The Last Voyage of the Demeter (2023)

Lastvoyageofthedemeter

**½/****
starring Dracula, Corey Hawkins, Aisling Franciosi, Liam Cunningham
screenplay by Bragi F. Schut and Zak Olkewicz
directed by André Øvredal

by Walter Chaw I like André Øvredal movies. I liked Trollhunter, and I loved Scary Stories to Tell in the Dark, along with most of The Autopsy of Jane Doe. They deliver exactly what they promise and do so with an at times striking sense of how to convey the poetry of the beginning of things. His movies feel like mythology, in a few cases are mythology. And like mythologies, they’re earnest, direct, and deceptively simple in narrative but rich with subtext. He makes sense for a Dracula prequel–not a Vlad the Impaler creation story, but a picture extrapolated from the “Captain’s Log” portion of the Bram Stoker novel that details, in just under 2000 words of the seventh chapter, the fate of the doomed freighter tasked with bringing Dracula’s stuff over from Transylvania to England, whose crew became provisions for the grand fiend en route. Murnau’s Nosferatu covered the voyage in a few swift, expressionistic strokes (coffin play, hilariously), allowing Øvredal’s The Last Voyage of the Demeter to expand on the circumstances while paying homage to that film’s character design. As played by Javier Botet, Øvredal’s Dracula is barely humanoid at all.

The film opens on a Romanian dock as first officer Wojchek (David Dastmalchian) tries filling a few holes in the ship’s crew before setting sail. Captain Eliot (Liam Cunningham) promises a share of the bonus offered by a mysterious benefactor interested in the rapid delivery of his shipping containers, and so a collection of hands, including Cambridge-educated doctor Clemens (Corey Hawkins), throws in–some for the promise of wealth, others for the chance at a new beginning where, say, a Black man might be allowed to do what he was trained to do. Not long into the voyage, a stowaway named Anna (Aisling Franciosi) is found amongst the dirt of a broken crate, nearly dead from loss of blood but revived under the ministrations of Clemens.
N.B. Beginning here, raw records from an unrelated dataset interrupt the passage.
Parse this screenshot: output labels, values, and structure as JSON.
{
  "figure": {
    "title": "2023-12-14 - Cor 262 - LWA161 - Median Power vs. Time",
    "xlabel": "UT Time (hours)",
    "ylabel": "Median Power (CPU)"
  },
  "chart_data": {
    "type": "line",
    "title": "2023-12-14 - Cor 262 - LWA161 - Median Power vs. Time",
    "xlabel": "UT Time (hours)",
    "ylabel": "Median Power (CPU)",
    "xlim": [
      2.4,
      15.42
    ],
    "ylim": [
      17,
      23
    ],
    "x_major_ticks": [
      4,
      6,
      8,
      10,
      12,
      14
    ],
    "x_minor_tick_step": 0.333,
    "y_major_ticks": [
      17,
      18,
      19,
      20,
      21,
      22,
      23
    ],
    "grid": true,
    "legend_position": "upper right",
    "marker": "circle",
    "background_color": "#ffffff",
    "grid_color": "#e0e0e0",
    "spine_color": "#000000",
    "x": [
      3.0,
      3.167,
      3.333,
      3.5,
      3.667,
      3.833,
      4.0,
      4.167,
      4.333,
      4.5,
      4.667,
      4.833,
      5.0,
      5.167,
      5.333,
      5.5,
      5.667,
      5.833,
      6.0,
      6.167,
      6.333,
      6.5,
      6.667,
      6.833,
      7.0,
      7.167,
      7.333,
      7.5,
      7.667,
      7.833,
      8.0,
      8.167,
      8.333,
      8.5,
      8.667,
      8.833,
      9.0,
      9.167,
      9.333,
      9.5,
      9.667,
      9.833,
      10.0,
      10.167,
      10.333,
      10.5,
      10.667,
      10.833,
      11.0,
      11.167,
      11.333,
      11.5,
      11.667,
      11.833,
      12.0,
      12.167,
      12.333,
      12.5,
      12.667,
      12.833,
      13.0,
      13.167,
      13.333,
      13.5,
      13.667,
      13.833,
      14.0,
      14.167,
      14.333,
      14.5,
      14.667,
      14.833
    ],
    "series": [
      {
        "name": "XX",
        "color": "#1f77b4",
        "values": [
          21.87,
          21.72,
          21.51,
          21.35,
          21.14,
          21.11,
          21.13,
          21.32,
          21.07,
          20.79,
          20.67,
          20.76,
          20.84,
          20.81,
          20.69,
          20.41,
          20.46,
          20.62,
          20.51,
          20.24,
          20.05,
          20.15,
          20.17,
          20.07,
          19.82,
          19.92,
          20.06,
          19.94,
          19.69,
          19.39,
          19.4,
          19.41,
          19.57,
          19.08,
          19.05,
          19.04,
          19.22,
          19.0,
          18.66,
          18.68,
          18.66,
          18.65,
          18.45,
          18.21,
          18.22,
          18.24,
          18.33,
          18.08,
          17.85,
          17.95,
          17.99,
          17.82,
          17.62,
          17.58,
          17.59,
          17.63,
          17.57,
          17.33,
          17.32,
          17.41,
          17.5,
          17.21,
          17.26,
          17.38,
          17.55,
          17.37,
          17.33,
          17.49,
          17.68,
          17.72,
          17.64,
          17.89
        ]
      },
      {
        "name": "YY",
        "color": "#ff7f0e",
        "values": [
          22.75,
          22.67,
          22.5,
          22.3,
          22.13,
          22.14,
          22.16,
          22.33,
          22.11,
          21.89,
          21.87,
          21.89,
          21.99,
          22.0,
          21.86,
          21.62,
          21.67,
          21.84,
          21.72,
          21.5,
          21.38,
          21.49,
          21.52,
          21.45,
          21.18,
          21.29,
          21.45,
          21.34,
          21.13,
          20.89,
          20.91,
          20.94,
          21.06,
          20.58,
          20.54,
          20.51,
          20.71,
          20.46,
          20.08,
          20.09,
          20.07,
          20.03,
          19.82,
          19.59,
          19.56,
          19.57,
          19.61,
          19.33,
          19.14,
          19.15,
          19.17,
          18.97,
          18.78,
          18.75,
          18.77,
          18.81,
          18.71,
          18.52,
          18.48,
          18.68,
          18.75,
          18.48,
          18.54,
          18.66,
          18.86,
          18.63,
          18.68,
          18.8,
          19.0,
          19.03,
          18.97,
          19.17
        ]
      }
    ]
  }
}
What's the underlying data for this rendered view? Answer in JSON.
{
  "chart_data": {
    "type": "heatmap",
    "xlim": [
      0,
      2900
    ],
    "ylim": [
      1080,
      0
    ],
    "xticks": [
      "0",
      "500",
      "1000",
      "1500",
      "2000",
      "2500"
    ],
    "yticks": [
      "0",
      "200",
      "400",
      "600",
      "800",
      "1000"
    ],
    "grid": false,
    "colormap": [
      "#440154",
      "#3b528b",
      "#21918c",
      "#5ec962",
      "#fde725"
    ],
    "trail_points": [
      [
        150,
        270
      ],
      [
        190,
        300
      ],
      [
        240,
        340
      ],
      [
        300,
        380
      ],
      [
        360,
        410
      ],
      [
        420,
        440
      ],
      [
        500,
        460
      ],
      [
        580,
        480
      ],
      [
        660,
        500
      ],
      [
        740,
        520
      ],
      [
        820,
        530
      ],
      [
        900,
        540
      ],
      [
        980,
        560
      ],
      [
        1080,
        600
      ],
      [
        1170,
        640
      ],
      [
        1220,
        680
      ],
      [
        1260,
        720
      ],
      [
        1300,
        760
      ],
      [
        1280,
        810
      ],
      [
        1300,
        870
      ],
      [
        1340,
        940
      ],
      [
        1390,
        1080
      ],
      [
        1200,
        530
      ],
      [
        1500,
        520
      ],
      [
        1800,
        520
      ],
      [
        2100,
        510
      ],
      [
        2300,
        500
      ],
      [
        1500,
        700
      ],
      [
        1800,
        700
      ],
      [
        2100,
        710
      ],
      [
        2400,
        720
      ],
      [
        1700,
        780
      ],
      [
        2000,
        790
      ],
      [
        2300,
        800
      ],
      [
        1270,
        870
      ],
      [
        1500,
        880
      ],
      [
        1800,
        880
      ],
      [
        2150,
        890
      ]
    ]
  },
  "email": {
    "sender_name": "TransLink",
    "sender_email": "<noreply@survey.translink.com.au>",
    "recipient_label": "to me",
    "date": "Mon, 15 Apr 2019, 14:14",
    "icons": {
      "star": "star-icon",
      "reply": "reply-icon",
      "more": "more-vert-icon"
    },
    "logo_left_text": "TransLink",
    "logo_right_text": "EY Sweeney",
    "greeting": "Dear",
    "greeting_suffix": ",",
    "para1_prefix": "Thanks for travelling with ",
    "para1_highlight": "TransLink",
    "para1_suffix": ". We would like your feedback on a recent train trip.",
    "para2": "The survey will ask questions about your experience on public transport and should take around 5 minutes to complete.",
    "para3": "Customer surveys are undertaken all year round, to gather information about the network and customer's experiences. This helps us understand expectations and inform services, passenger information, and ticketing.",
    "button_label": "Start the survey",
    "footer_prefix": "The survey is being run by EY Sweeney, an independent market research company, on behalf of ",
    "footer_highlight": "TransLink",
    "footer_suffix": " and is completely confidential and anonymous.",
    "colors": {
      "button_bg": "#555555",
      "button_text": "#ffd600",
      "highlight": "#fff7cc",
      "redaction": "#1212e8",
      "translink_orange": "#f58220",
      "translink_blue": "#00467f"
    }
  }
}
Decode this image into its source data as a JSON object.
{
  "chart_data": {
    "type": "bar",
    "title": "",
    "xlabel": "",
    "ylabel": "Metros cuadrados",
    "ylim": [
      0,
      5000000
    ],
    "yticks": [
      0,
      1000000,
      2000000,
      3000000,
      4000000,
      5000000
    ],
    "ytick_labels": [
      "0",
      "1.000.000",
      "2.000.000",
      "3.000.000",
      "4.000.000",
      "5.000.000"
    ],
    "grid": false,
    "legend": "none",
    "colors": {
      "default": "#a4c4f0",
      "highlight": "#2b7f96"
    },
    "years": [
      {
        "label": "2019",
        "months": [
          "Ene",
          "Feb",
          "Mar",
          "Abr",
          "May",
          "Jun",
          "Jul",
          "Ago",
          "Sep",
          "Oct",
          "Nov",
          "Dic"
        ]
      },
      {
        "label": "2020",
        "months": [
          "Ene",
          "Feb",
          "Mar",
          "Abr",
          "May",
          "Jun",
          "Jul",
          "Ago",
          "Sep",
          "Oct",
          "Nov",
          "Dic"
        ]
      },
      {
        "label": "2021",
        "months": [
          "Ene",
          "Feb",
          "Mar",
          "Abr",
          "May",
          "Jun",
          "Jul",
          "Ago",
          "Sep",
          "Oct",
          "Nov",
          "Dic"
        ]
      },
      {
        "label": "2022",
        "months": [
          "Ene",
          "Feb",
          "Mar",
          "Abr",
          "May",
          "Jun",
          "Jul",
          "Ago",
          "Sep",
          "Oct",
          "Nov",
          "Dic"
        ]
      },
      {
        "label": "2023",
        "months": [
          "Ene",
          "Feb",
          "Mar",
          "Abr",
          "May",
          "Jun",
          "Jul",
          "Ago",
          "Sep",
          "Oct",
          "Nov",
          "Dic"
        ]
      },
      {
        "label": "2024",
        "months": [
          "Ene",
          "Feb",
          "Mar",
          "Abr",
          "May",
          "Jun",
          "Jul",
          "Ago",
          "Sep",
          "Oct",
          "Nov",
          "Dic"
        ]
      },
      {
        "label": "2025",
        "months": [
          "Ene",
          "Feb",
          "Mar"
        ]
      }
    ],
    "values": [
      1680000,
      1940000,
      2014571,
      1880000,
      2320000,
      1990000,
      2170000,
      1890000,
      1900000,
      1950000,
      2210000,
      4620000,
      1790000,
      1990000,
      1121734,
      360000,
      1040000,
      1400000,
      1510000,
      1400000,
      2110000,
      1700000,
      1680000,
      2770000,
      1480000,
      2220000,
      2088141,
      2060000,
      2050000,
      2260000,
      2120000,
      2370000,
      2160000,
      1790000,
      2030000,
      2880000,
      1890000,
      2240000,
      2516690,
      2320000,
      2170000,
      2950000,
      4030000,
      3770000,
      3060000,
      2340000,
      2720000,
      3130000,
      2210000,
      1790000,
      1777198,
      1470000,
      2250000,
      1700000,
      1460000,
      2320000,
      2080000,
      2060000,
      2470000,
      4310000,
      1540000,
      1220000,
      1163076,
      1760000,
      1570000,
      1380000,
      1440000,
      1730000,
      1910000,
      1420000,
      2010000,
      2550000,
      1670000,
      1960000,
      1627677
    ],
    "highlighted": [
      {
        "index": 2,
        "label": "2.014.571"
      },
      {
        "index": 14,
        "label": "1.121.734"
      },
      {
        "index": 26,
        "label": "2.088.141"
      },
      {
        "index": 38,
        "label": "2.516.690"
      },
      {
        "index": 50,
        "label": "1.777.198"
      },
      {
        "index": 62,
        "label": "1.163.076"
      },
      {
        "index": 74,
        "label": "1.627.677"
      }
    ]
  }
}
She warns that a fiend that has terrorized her village for generations is aboard the Demeter, though her warnings come too late to do anyone much good. Clemens and Anna are bound by more than the blood transfusion he gives her: a legacy of colonialism has cast them both in subservient positions beneath a hereditary ruling class. They are lower even than the merchant class to which the Captain and his mates belong. Not much more is made of this, although the fact they are being predated upon by royalty–a Count! (and a member, it goes without saying, of the land-owning gentry)–is by itself a little gristle on this well-gnawed bone.

There are jump scares, too (the most effective one cribbed from Neil Marshall’s The Descent), some decent gore and creature effects, and there’s enough of the feeling of a wet, decayed gothic castle to evoke the Hammer Films tradition to which The Last Voyage of the Demeter owes its approach. I miss the lurid sexiness, however–the Hammer Draculas were especially rife with it. Øvredal’s picture is mainly committed to the grime and the long blue shadows, the claustrophobia of a long trip over deadly waters, where the outcome has been predetermined by more than a century of popular awareness. Something is also wanting in a film about the hidden savagery of the ruling class where we never glimpse the mask of civility, but alas. Ultimately, my complaints about The Last Voyage of the Demeter have more to do with my expectations of a Dracula film than with any of its deficiencies as a period spam-in-a-cabin/creature feature. As such, it’s crackerjack if never groundbreaking, scary if never truly frightening, tragic if never heartbreaking. It’s fleet and professional, yet lacking in enough distinction for me to forget the source of its best gags (consider how it borrows the spontaneous-combustion stings from Let the Right One In, for instance, or the undead and discoloured child corpse from Tobe Hooper’s Salem’s Lot). I do wonder what Øvredal would have made of a Norse monster rather than one born of a British imagination. For what it is, it’s good enough.